Goldstein’s views lack “general acceptance.” Accordingly, the “general acceptance” factor is not pertinent here, and the circuit court erred by relying on it to exclude Dr. Goldstein’s testimony.
Lastly we consider the circuit court’s determination that despite the “general and generic” statements in the Medscape publications supporting Dr. Goldstein’s methodology, “I can’t find that factor (g) supports admission of the testimony.” Factor (g) concerns whether “the opinion or methodology is relied upon by experts outside of the context of litigation.” The circuit court offered no meaningful explanation for its determination that factor (g) cuts against the admission of Dr. Goldstein’s testimony, particularly in light of its directly contrary conclusion that “there are articles that say the infection in the blood, the circumstances in the blood can cause the pneumonia that’s caused here, bacteremia that’s there.” Medscape is a publication designed to be read by doctors, not lawyers. The Medscape articles demonstrate that Dr. Goldstein’s deductive methodology flows from accepted medical principles that bear no
-14relationship to lawsuits. Simply put, the articles support that an infection caused by streptococcus pneumoniae can spread hematogenously to the lungs. By relying on this factor to exclude Dr. Goldstein’s testimony, the circuit court erred.10
Daubert and its progeny instruct that an inquiry into methodology does not encompass a determination of which expert’s view seems more convincing. Nor does any case law mandate as a precondition of admissibility an expert possess first-hand experience with precisely the same medical condition at issue in the case. Rather, the gatekeeping obligation envisions an inquiry into the soundness of an expert’s underlying methodology. If the thrust of the expert’s reasoning finds purchase in the medical literature, or if the expert has reasonably extrapolated from an established scientific foundation, his or her testimony should be admitted for a jury’s consideration.

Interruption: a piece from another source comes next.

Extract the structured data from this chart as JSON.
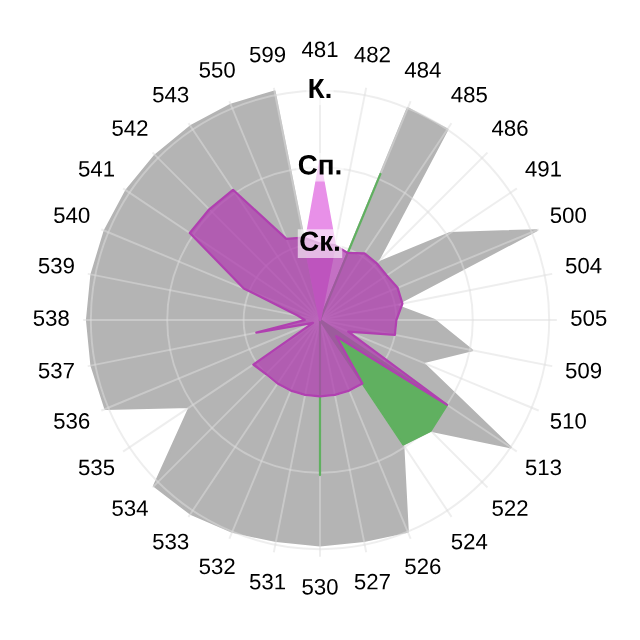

Determining whether evidence is truly scientific is not simple. As Judge Alex Kozinski, who authored Daubert II, put it: “Federal judges ruling on the admissibility of expert scientific testimony face a far more complex and daunting task in a post-Daubert world than before.” Daubert II, 43 F3d at 1315. MCL 600.2955 provides circuit courts with helpful guideposts in making this determination. Here, application of the guideposts supports rather than prohibits the admission of Dr. Goldstein’s testimony. We emphasize that neither MRE 702 nor MCL
600.2955 require the party proffering expert testimony to “carry the burden of proving to the judge that the expert’s assessment of the situation is correct.” Ruiz-Troche v Pepsi Cola of Puerto Rico Bottling Co, 161 F3d 77, 85 (CA 1, 1998). The touchstone is reliability, not ultimate accuracy or believability.